PPRO has its own Payment Almanac listing payment methods around the world, and it plans to use a $50 million investment from PayPal partly to build out global offices and a sales training platform for customers. PPRO will educate processors’ sales staff on how to position various methods to help merchants drive sales.
Of course, as payments go global they will also face new compliance issues, especially with the emergence of more stringent privacy regulations. Atlanta even has a company addressing that issue: OneTrust, which says it is “dual-headquartered” in London and Atlanta — with an office in Frankfurt, Germany.
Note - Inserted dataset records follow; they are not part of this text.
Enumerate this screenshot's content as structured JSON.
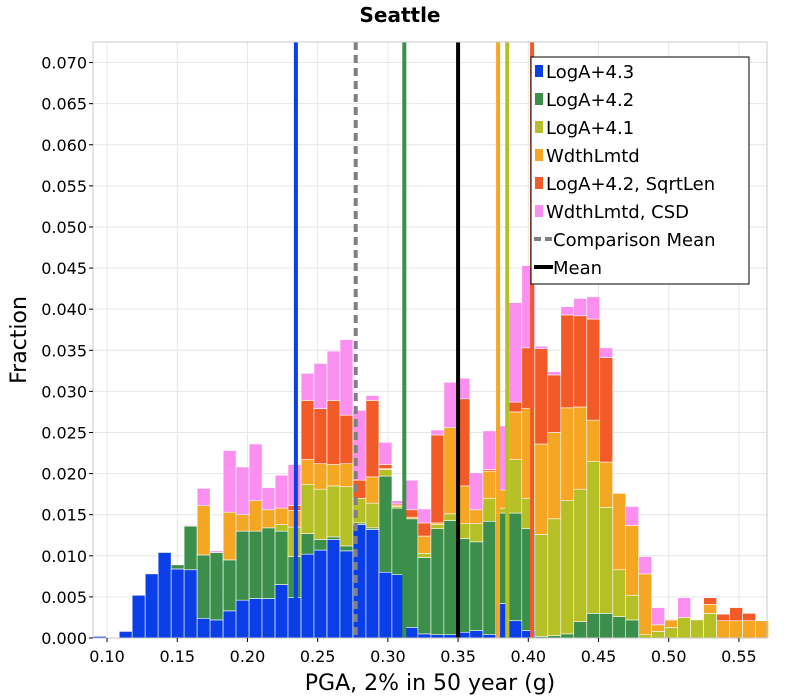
{
  "chart_data": {
    "type": "bar",
    "stacked": true,
    "title": "Seattle",
    "xlabel": "PGA, 2% in 50 year (g)",
    "ylabel": "Fraction",
    "xlim": [
      0.09,
      0.57
    ],
    "ylim": [
      0.0,
      0.0725
    ],
    "grid": true,
    "legend_position": "top-right",
    "x_ticks": [
      "0.10",
      "0.15",
      "0.20",
      "0.25",
      "0.30",
      "0.35",
      "0.40",
      "0.45",
      "0.50",
      "0.55"
    ],
    "y_ticks": [
      "0.000",
      "0.005",
      "0.010",
      "0.015",
      "0.020",
      "0.025",
      "0.030",
      "0.035",
      "0.040",
      "0.045",
      "0.050",
      "0.055",
      "0.060",
      "0.065",
      "0.070"
    ],
    "bin_width": 0.00925,
    "bin_centers": [
      0.0948,
      0.104,
      0.1133,
      0.1225,
      0.1318,
      0.141,
      0.1503,
      0.1595,
      0.1688,
      0.178,
      0.1873,
      0.1965,
      0.2058,
      0.215,
      0.2243,
      0.2335,
      0.2428,
      0.252,
      0.2613,
      0.2705,
      0.2798,
      0.289,
      0.2983,
      0.3075,
      0.3168,
      0.326,
      0.3353,
      0.3445,
      0.3538,
      0.363,
      0.3723,
      0.3815,
      0.3908,
      0.4,
      0.4093,
      0.4185,
      0.4278,
      0.437,
      0.4463,
      0.4555,
      0.4648,
      0.474,
      0.4833,
      0.4925,
      0.5018,
      0.511,
      0.5203,
      0.5295,
      0.5388,
      0.548,
      0.5573,
      0.5665
    ],
    "series": [
      {
        "name": "LogA+4.3",
        "color": "#0a3fe8",
        "values": [
          0.0002,
          0,
          0.0008,
          0.0052,
          0.0078,
          0.0104,
          0.0084,
          0.0083,
          0.0024,
          0.0022,
          0.0033,
          0.0046,
          0.0048,
          0.0048,
          0.0065,
          0.0049,
          0.0102,
          0.0107,
          0.012,
          0.0106,
          0.0138,
          0.0132,
          0.008,
          0.0077,
          0.0013,
          0.0005,
          0.0004,
          0.0004,
          0.0007,
          0.0009,
          0.0004,
          0.0042,
          0.0021,
          0.0009,
          0,
          0,
          0,
          0,
          0,
          0,
          0,
          0,
          0,
          0,
          0,
          0,
          0,
          0,
          0,
          0,
          0,
          0
        ]
      },
      {
        "name": "LogA+4.2",
        "color": "#3b8f4a",
        "values": [
          0,
          0,
          0,
          0,
          0,
          0.0001,
          0.0005,
          0.0053,
          0.0077,
          0.0082,
          0.0062,
          0.0084,
          0.0082,
          0.0086,
          0.0065,
          0.005,
          0.0025,
          0.0013,
          0.0003,
          0.0006,
          0.0002,
          0.0002,
          0.0117,
          0.0081,
          0.0132,
          0.0093,
          0.0129,
          0.0139,
          0.0114,
          0.0108,
          0.0138,
          0.011,
          0.0131,
          0.0124,
          0.0002,
          0.0003,
          0.0005,
          0.002,
          0.003,
          0.003,
          0.0026,
          0.0022,
          0,
          0,
          0,
          0,
          0,
          0,
          0,
          0,
          0,
          0
        ]
      },
      {
        "name": "LogA+4.1",
        "color": "#b5bf26",
        "values": [
          0,
          0,
          0,
          0,
          0,
          0,
          0,
          0,
          0,
          0,
          0,
          0,
          0,
          0,
          0.0008,
          0.0036,
          0.006,
          0.0061,
          0.0062,
          0.0072,
          0.003,
          0.003,
          0.0008,
          0.0002,
          0,
          0.0005,
          0.0005,
          0.0008,
          0.0018,
          0.0022,
          0.0028,
          0.0006,
          0.0065,
          0.0037,
          0.0124,
          0.0142,
          0.0162,
          0.0161,
          0.0185,
          0.0129,
          0.0057,
          0.003,
          0.0004,
          0.0008,
          0.0013,
          0.0025,
          0.0022,
          0.003,
          0,
          0,
          0,
          0
        ]
      },
      {
        "name": "WdthLmtd",
        "color": "#f5a623",
        "values": [
          0,
          0,
          0,
          0,
          0,
          0,
          0,
          0,
          0.006,
          0,
          0.0058,
          0.002,
          0.0037,
          0.0022,
          0.002,
          0.002,
          0.003,
          0.0031,
          0.0026,
          0.0028,
          0,
          0.0032,
          0.0001,
          0.0001,
          0.0002,
          0.0021,
          0.0002,
          0.0105,
          0.0046,
          0.0017,
          0.0033,
          0.0022,
          0.0058,
          0.0109,
          0.011,
          0.0105,
          0.0113,
          0.01,
          0.005,
          0.0055,
          0.0093,
          0.0085,
          0.0074,
          0.0008,
          0.0009,
          0,
          0,
          0.0011,
          0.0021,
          0.0021,
          0.0021,
          0.0021
        ]
      },
      {
        "name": "LogA+4.2, SqrtLen",
        "color": "#f25a28",
        "values": [
          0,
          0,
          0,
          0,
          0,
          0,
          0,
          0,
          0,
          0,
          0,
          0,
          0,
          0,
          0,
          0.0006,
          0.0072,
          0.0067,
          0.0078,
          0.0059,
          0.0022,
          0.0093,
          0.0005,
          0.0002,
          0.0009,
          0.0016,
          0.0107,
          0,
          0.0106,
          0,
          0.0002,
          0,
          0.0012,
          0.0074,
          0.0116,
          0.007,
          0.0113,
          0.0111,
          0.0123,
          0.0127,
          0,
          0,
          0,
          0,
          0,
          0,
          0,
          0.0008,
          0.0008,
          0.0016,
          0.0009,
          0
        ]
      },
      {
        "name": "WdthLmtd, CSD",
        "color": "#fb8ff0",
        "values": [
          0,
          0,
          0,
          0,
          0,
          0,
          0,
          0.0001,
          0.0021,
          0.0002,
          0.0075,
          0.0058,
          0.0069,
          0.0027,
          0.004,
          0.005,
          0.0033,
          0.0055,
          0.006,
          0.0092,
          0.0085,
          0.0006,
          0.0027,
          0.0004,
          0.0036,
          0.0017,
          0.0006,
          0.0055,
          0.0025,
          0.0045,
          0.0047,
          0.0078,
          0.0121,
          0.01,
          0.0003,
          0.0004,
          0.001,
          0.0021,
          0.0027,
          0.0012,
          0,
          0.0023,
          0.0021,
          0.0021,
          0.0001,
          0.0024,
          0,
          0,
          0,
          0,
          0,
          0
        ]
      }
    ],
    "vlines": [
      {
        "name": "LogA+4.3",
        "x": 0.2345,
        "color": "#0a3fe8",
        "style": "solid"
      },
      {
        "name": "LogA+4.2",
        "x": 0.3117,
        "color": "#3b8f4a",
        "style": "solid"
      },
      {
        "name": "LogA+4.1",
        "x": 0.385,
        "color": "#b5bf26",
        "style": "solid"
      },
      {
        "name": "WdthLmtd",
        "x": 0.3785,
        "color": "#f5a623",
        "style": "solid"
      },
      {
        "name": "LogA+4.2, SqrtLen",
        "x": 0.4027,
        "color": "#f25a28",
        "style": "solid"
      },
      {
        "name": "Comparison Mean",
        "x": 0.2771,
        "color": "#808080",
        "style": "dashed"
      },
      {
        "name": "Mean",
        "x": 0.35,
        "color": "#000000",
        "style": "solid"
      }
    ],
    "legend": [
      {
        "label": "LogA+4.3",
        "color": "#0a3fe8",
        "kind": "box"
      },
      {
        "label": "LogA+4.2",
        "color": "#3b8f4a",
        "kind": "box"
      },
      {
        "label": "LogA+4.1",
        "color": "#b5bf26",
        "kind": "box"
      },
      {
        "label": "WdthLmtd",
        "color": "#f5a623",
        "kind": "box"
      },
      {
        "label": "LogA+4.2, SqrtLen",
        "color": "#f25a28",
        "kind": "box"
      },
      {
        "label": "WdthLmtd, CSD",
        "color": "#fb8ff0",
        "kind": "box"
      },
      {
        "label": "Comparison Mean",
        "color": "#808080",
        "kind": "dashed"
      },
      {
        "label": "Mean",
        "color": "#000000",
        "kind": "solid"
      }
    ]
  }
}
Alex Bermudez, a OneTrust privacy consultant focused on the Americas, says it’s data, not industries, that are regulated these days. For payments firms, going global will mean dealing with various standards in different parts of the globe that go beyond requirements specific to their own industry.
“Fintech has enabled so many wonderful new services and companies, and payments as an industry has literally paved the way for billion-dollar startups. It’s so critical. But with that information exchange you have the other side, which is how the data is being exchanged internally here in the U.S. and around the world between different companies. It’s creating additional scope and risk on the privacy, security and regulatory side,” Mr. Bermudez said, also while speaking at the Forsyth County Fintech Factor event a day after FinTech South.
The conference itself maintains a global focus, with Canada serving as this year’s international partner country and bringing nine companies. Atlanta is also seeing the industry as a global calling card, exemplified by a recent Invest Atlanta trip to Brazil and recent local participation in conferences like Money 20/20 Asia in Singapore.